How to grab only the 2nd-level domains from a list of subdomains
What I need
I have a list of domains like so:
a.example.com
b.foo.com
a.b.bar.com
I only want the output to grab the second-level domains and nothing else, i.e., no 3rd-level or higher. This is what I'm looking for from my example list above:
example.com
foo.com
bar.com
What I tried
I've tried using sed
, awk
, and cut
as follows:
sed
cat domains.txt | sed 's/\.$//g'
cat domains.txt | sed -r 's/^(.*)_/\1\\/; s/.$//g' # this removes the last character for some reason
awk
awk '{ sub(/\.$/, ""); print $NF }' domains.txt
cat domains.txt | awk -F\. '{print $1,$2}' | tr ' ' '.' # won't work since there are 4th level domains
cut
cat domains.txt | cut -d '.' -f[field] # won't work since there are 4th level domains
In cases where you need to start your match from the right, you can use an end anchor $
to fixate the pattern to the end of the line.
grep:
grep -Po '[^.]+\.[^.]+$' domains.txt
sed:
sed 's/.*\.\([^.]\+\.[^.]\+\)$/\1/' domains.txt
awk
has a pre-defined variable named NF
holding the number of fields for the current record.
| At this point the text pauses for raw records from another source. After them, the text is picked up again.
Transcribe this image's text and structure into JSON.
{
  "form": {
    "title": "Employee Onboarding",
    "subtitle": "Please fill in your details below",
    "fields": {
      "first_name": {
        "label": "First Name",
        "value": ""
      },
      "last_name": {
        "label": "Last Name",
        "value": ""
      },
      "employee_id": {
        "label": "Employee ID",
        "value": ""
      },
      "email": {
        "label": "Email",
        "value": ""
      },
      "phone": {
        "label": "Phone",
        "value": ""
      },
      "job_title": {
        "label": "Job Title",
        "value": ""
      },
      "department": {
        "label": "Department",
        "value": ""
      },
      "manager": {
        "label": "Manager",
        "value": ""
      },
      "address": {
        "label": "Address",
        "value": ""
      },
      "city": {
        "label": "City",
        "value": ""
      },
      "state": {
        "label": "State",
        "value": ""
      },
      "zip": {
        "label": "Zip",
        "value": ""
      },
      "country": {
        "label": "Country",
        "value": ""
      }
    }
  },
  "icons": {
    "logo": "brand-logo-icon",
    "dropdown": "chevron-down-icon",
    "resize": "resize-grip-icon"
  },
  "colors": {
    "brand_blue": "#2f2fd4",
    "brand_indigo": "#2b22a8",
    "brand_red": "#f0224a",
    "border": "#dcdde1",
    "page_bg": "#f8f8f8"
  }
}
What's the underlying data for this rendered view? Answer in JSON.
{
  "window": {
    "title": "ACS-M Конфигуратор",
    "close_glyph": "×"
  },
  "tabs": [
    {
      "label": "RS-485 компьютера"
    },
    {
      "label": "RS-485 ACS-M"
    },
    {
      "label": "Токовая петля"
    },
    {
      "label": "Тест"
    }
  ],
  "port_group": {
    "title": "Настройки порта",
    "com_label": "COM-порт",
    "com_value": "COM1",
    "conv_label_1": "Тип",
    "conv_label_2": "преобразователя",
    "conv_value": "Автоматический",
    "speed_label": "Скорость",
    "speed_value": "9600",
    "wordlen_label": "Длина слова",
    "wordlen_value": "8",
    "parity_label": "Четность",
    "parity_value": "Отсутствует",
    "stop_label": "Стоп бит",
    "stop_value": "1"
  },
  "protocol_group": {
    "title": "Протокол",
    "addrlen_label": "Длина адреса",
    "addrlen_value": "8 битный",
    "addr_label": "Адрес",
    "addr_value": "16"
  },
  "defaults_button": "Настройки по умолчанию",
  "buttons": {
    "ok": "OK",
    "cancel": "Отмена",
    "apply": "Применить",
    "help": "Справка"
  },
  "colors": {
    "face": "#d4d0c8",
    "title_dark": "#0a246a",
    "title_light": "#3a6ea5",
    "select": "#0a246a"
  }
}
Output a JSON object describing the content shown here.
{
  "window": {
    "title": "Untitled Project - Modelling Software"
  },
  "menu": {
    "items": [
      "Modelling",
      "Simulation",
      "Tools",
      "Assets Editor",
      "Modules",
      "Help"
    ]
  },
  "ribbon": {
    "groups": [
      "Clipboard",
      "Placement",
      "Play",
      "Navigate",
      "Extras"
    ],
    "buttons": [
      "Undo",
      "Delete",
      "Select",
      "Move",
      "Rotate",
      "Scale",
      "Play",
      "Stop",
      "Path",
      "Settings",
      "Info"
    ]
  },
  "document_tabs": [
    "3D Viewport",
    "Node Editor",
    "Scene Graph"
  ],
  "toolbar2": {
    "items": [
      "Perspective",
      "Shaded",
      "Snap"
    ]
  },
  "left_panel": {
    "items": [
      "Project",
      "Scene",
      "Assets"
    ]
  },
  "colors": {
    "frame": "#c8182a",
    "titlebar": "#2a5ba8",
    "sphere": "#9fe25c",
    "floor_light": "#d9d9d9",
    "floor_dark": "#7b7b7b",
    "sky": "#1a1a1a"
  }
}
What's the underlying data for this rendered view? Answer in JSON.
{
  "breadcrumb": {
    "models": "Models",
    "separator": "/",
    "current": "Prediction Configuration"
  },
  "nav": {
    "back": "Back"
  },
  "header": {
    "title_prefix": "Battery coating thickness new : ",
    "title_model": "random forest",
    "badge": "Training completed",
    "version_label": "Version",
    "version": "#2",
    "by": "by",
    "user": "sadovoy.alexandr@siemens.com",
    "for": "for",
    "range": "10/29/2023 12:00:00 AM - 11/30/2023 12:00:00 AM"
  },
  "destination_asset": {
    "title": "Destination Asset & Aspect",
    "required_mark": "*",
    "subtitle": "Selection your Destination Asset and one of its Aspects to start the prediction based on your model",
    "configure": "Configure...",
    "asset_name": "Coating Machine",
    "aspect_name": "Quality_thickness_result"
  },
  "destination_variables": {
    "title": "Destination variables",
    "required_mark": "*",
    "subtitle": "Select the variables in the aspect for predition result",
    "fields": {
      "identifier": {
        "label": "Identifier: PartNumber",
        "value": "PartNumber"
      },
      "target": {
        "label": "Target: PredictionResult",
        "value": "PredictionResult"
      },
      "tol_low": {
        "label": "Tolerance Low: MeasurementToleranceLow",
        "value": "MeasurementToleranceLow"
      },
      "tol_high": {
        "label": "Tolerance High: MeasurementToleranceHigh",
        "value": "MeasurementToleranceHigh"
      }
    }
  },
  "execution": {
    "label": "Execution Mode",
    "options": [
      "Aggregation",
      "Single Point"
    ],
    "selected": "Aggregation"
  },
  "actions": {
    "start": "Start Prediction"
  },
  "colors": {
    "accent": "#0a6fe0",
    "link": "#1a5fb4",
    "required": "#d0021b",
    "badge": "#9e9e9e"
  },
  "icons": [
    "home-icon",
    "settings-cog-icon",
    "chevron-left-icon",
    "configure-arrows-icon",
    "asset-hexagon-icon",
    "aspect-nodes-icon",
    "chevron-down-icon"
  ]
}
You may combine the NF
variable with the field specifier $
to reference the value instead.
awk:
awk -F . -vOFS=. '{print $(NF-1), $NF}' domains.txt
You can also reverse the text for commands like: read
or cut
that purely reads from left to right.
rev, cut:
rev domains.txt | cut -d . -f1,2 | rev
Bash only example:
while read -r; do \
printf %s\\n ${REPLY/#${REPLY%.*.*}.}; \
done < domains.txt